1. Evidently from the medieval library of St. Julian's, Tours: the smaller of the two scripts accompanying the music closely compares to that of BnF. lat.9434, a Missal made in St.Gatian's, Tours in the eleventh century (E.K. Rand, Survey of the Manuscripts of Tours, 1929, no.201). St. Julian appears prominently in capitals in the Litany, with a note indicating that his recitation is to be repeated (fol.85r), and prayers for the feast of the discovery of his head are found on fol.129v. The house was founded and dedicated to St. Maurice in 578, sacked by the Vikings in the ninth century, and rebuilt by Archbishop Théotolon (held office 932-945) and his sister Gersinde under Cluniac ideals. It was suppressed during the secularisation and in 1845 the town bought the abbey church. As noted in the previous lot, the libraries of Tours fell into disarray by the eighteenth century and were poorly kept, and the antiquary Bréquigny records that when he visited the town in the early eighteenth century he witnessed cartloads of manuscripts being dumped into the Loire on account of their damage by mildew. This may well explain the loss of a number of gatherings from this volume.

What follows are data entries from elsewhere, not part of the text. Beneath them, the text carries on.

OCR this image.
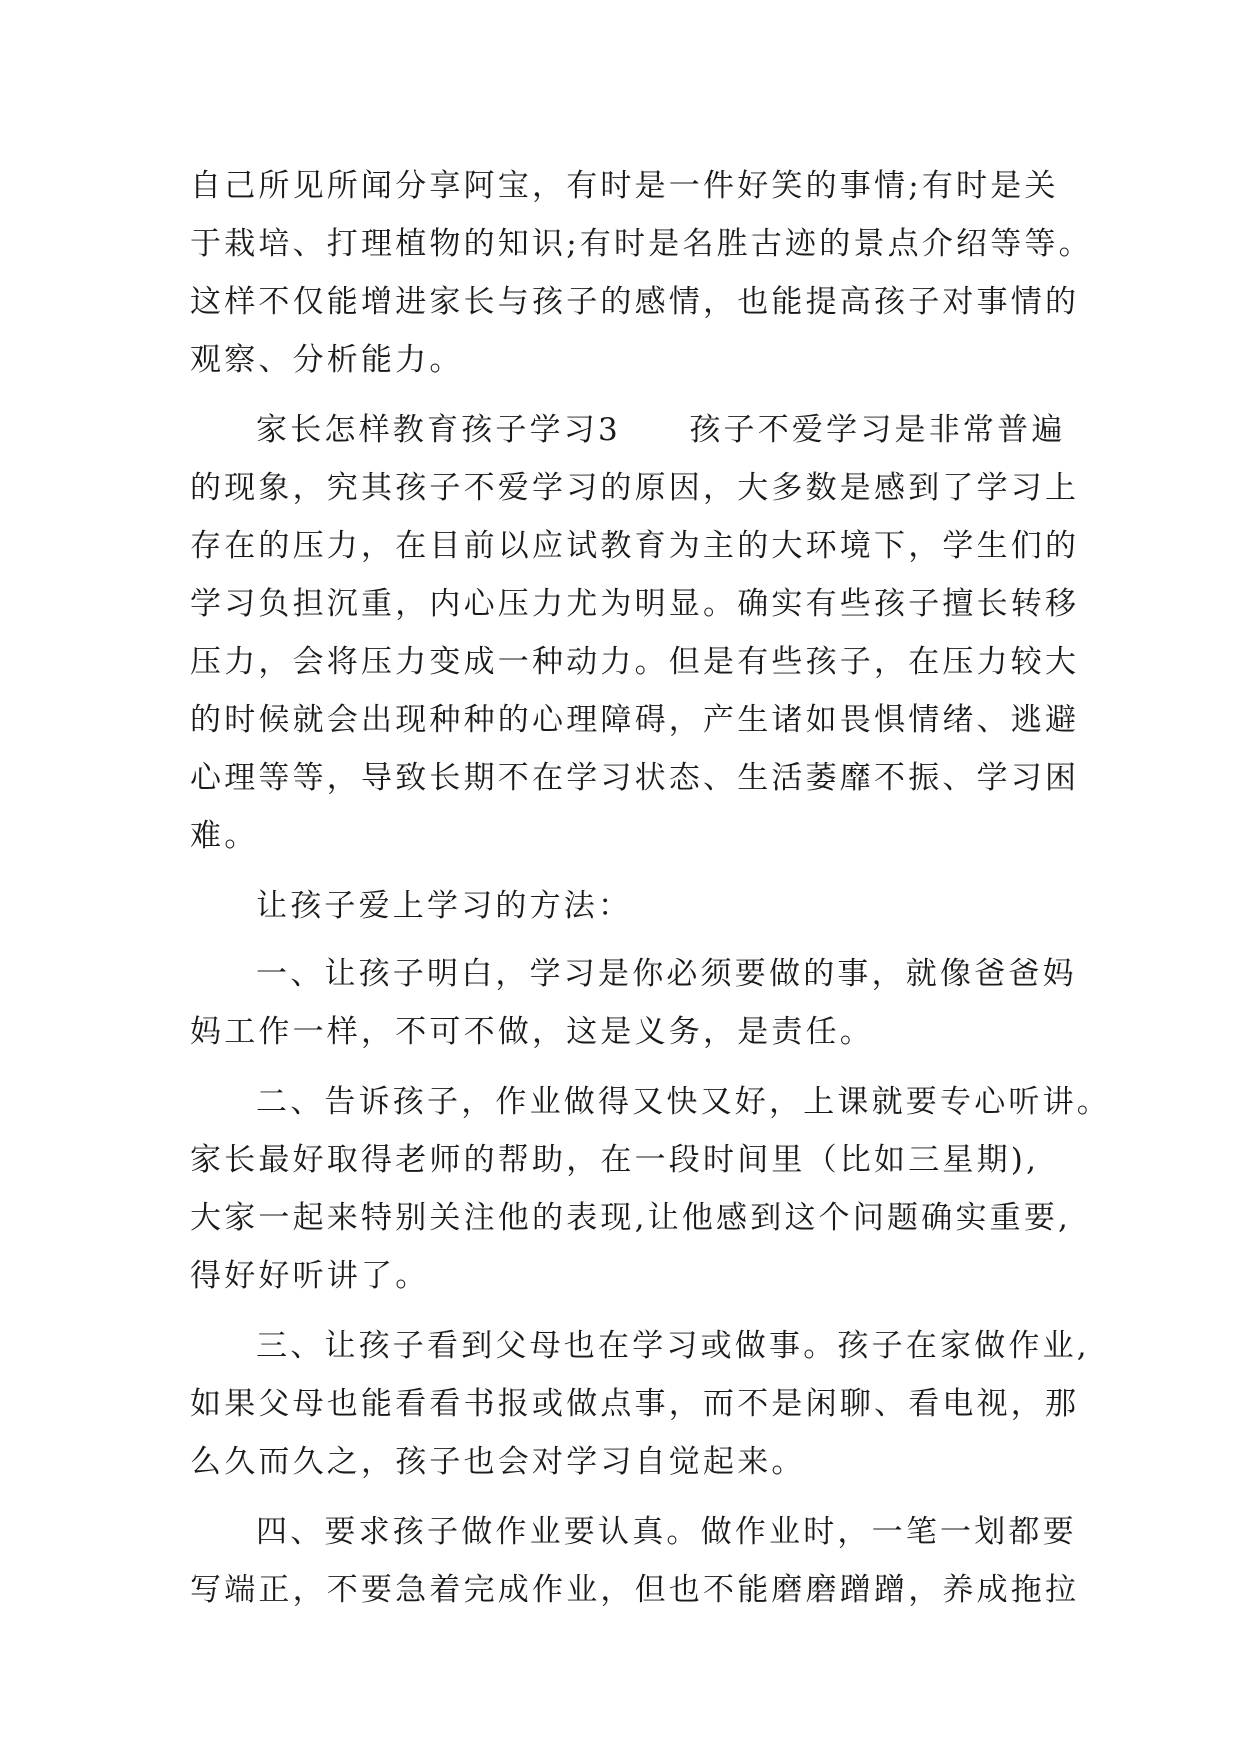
自己所见所闻分享阿宝，有时是一件好笑的事情;有时是关
于栽培、打理植物的知识;有时是名胜古迹的景点介绍等等。
这样不仅能增进家长与孩子的感情，也能提高孩子对事情的
观察、分析能力。
家长怎样教育孩子学习3　　孩子不爱学习是非常普遍
的现象，究其孩子不爱学习的原因，大多数是感到了学习上
存在的压力，在目前以应试教育为主的大环境下，学生们的
学习负担沉重，内心压力尤为明显。确实有些孩子擅长转移
压力，会将压力变成一种动力。但是有些孩子，在压力较大
的时候就会出现种种的心理障碍，产生诸如畏惧情绪、逃避
心理等等，导致长期不在学习状态、生活萎靡不振、学习困
难。
让孩子爱上学习的方法：
一、让孩子明白，学习是你必须要做的事，就像爸爸妈
妈工作一样，不可不做，这是义务，是责任。
二、告诉孩子，作业做得又快又好，上课就要专心听讲。
家长最好取得老师的帮助，在一段时间里（比如三星期),
大家一起来特别关注他的表现,让他感到这个问题确实重要,
得好好听讲了。
三、让孩子看到父母也在学习或做事。孩子在家做作业,
如果父母也能看看书报或做点事，而不是闲聊、看电视，那
么久而久之，孩子也会对学习自觉起来。
四、要求孩子做作业要认真。做作业时，一笔一划都要
写端正，不要急着完成作业，但也不能磨磨蹭蹭，养成拖拉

2. Seen by Abbé Jules Bonhomme, chaplain of Fort de l'Est, Paris in 1879: inscription on fol.1r; sale at Hôtel Drouot, 19 May 1976, lot 6.

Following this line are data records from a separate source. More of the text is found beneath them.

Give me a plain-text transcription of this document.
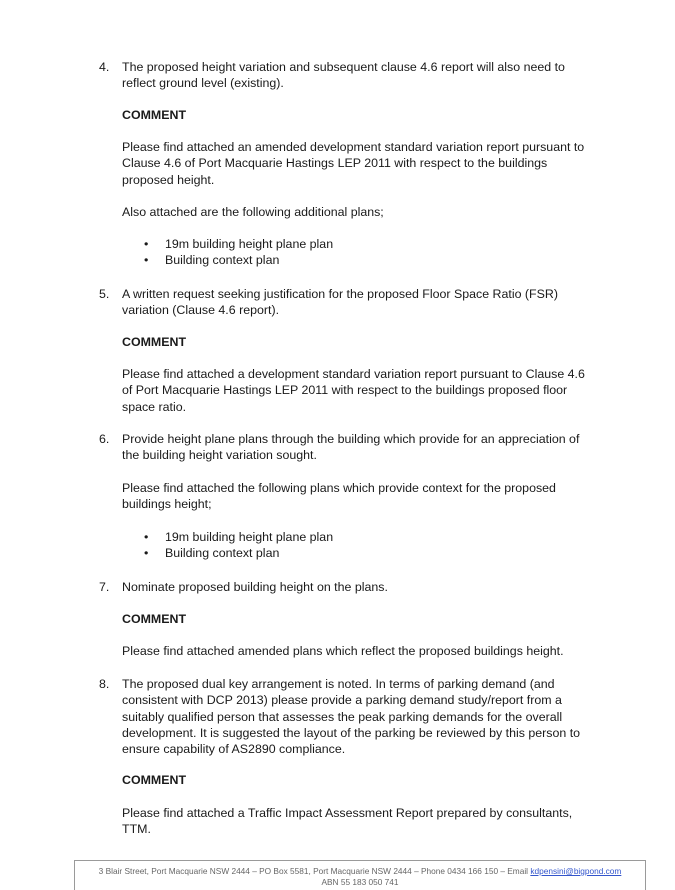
4. The proposed height variation and subsequent clause 4.6 report will also need to reflect ground level (existing).
COMMENT
Please find attached an amended development standard variation report pursuant to Clause 4.6 of Port Macquarie Hastings LEP 2011 with respect to the buildings proposed height.
Also attached are the following additional plans;
• 19m building height plane plan
• Building context plan
5. A written request seeking justification for the proposed Floor Space Ratio (FSR) variation (Clause 4.6 report).
COMMENT
Please find attached a development standard variation report pursuant to Clause 4.6 of Port Macquarie Hastings LEP 2011 with respect to the buildings proposed floor space ratio.
6. Provide height plane plans through the building which provide for an appreciation of the building height variation sought.
Please find attached the following plans which provide context for the proposed buildings height;
• 19m building height plane plan
• Building context plan
7. Nominate proposed building height on the plans.
COMMENT
Please find attached amended plans which reflect the proposed buildings height.
8. The proposed dual key arrangement is noted. In terms of parking demand (and consistent with DCP 2013) please provide a parking demand study/report from a suitably qualified person that assesses the peak parking demands for the overall development. It is suggested the layout of the parking be reviewed by this person to ensure capability of AS2890 compliance.
COMMENT
Please find attached a Traffic Impact Assessment Report prepared by consultants, TTM.
3 Blair Street, Port Macquarie NSW 2444 – PO Box 5581, Port Macquarie NSW 2444 – Phone 0434 166 150 – Email kdpensini@bigpond.com
ABN 55 183 050 741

3. Bergendal MS.46; bought by Joseph Pope from Kraus in August 1983: Bergendal catalogue no.46; Stoneman, 'Guide', pp.184-85; Pope, 'The Library', p.159; J. Pope, 'Missale Romanum', Fellowship of Catholic Scholars Newsletter 17, September 1994, pp.27-31, reprinted in Homiletic and Pastoral Review, March 1995, pp.30-31 and 48-52.

Catalogue Note

text

"MS 46 is a Missal for Tours which can be dated on script as c.1025. It is thus one of the earliest Missals, if not the very earliest Missal, extant, as we know the term" (Pope, 'The Library', p.6). It is a large and elegant Romanesque plenary Missal, combining the prayers from the Sacramentary, Lectionary and the Gradual, to which a Calendar has been added in the fifteenth century. The Temporal is from the first Sunday in Advent (fol.1r) to the twenty-second week after Pentecost, followed by masses for the sick and for nuptials (fol.120r); and the Sanctoral, from the feast of St. Stephen, 26 December (fol.122r) to that of St. Augustine, 28 August. The volume ends with masses for the dead, the priests and the people (fol.154r). 

illumination

The striking line-drawings within the initials on fol.81rv are by a skilled and accomplished draughtsman, and are exceedingly early Continental examples of the art. While line-drawing was widely practised in Anglo-Saxon England, it only sporadically appeared in Continental scriptoria in the tenth and eleventh centuries, and these have usually been interpreted as evidence of direct English contact (see M. Holcomb, Pen and Parchment, Drawing in the Middle Ages, 2009, nos.16-20). Parallels to the figure of the tonsured saint with his gaze straight at the reader, detailed features and heavy, solid drapery are to be found in the Exultet roll, produced in Montecassino c.1060 (now Vatican, Lat.3784: illustrated in Pen and Parchment, fig.13), and in Ingelard's Miscellany, made in Paris in the mid eleventh century (now BnF ms.lat.12117: illustrated Pen and Parchment, p.84).